Ramadhan Terindah di Bumi Sakura
Hari hari Ramadhan di negeri Sakura biasa kulalui sendiri. Bangun di penghujung malam saat suami sedang tertidur pulas, menyeruput teh hangat dan menyantap hidangan dalam kesendirian adalah hal yang tak pernah ku terbiasa dengannya. Walau bertahun-tahun mengalami hal yang sama, tak pernah ku terbiasa dengan keadaan itu. Selalu hadir rasa sepi, rasa sedih, rasa khawatir tentang bagaimana dengan suamiku?
Bagaimana nasibnya di akhirat kelak, aku tak ingin bersama hanya di dunia, aku ingin cinta ini sampai ke surga. Walau bertahun-tahun ku alami rasa sepi tak terkira setiap Ramadhan, berpuasa sendiri, tidak, tak pernah aku terbiasa tanpanya. Dan aku tak mau terbiasa dengan keadaan ini. Karena jika ku tak sedih, tak merasa sepi, terbiasa berpuasa tanpanya, berarti hatiku telah mati. Mati untuk mencintai suamiku dengan cinta yang sebenarnya. Yaitu mencinta dengan cinta yang dicintaiNya.
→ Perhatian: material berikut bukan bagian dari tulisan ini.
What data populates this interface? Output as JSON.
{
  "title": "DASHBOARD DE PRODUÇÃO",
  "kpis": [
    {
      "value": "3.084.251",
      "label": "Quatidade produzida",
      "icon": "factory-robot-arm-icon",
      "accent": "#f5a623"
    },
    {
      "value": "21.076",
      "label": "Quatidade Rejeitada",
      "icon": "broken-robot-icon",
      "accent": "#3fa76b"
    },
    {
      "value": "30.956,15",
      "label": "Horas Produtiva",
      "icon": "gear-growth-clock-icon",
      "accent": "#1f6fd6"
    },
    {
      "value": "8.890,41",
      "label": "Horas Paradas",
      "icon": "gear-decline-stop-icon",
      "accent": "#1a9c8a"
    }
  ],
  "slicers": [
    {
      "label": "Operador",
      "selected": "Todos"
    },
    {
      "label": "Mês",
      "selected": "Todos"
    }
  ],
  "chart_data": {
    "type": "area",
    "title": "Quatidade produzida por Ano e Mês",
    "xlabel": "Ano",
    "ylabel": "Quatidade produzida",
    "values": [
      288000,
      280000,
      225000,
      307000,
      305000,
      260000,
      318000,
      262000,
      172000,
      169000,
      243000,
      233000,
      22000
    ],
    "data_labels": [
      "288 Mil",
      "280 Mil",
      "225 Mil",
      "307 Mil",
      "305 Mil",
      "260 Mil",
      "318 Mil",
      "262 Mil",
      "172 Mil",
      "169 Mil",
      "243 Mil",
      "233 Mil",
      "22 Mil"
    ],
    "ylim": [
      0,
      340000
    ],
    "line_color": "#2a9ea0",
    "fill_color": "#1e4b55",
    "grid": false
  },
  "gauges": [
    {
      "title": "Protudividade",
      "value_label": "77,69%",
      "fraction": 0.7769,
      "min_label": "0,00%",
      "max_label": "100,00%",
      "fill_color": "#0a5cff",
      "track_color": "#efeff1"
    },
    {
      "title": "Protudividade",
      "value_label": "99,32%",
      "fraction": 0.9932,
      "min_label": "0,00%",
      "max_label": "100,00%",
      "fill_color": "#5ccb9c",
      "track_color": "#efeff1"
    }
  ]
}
Merenung kembali, seakan menahkodai kapal besar nan berat. Tidak ada jalan lain, kecuali aku nahkodanya. Tidak ada jalan lain, kecuali aku harus kuat. Agar kapal ini sampai di tujuannya. Istana abadi, dimana kita sekeluarga bertelekan di atas dipan-dipannya.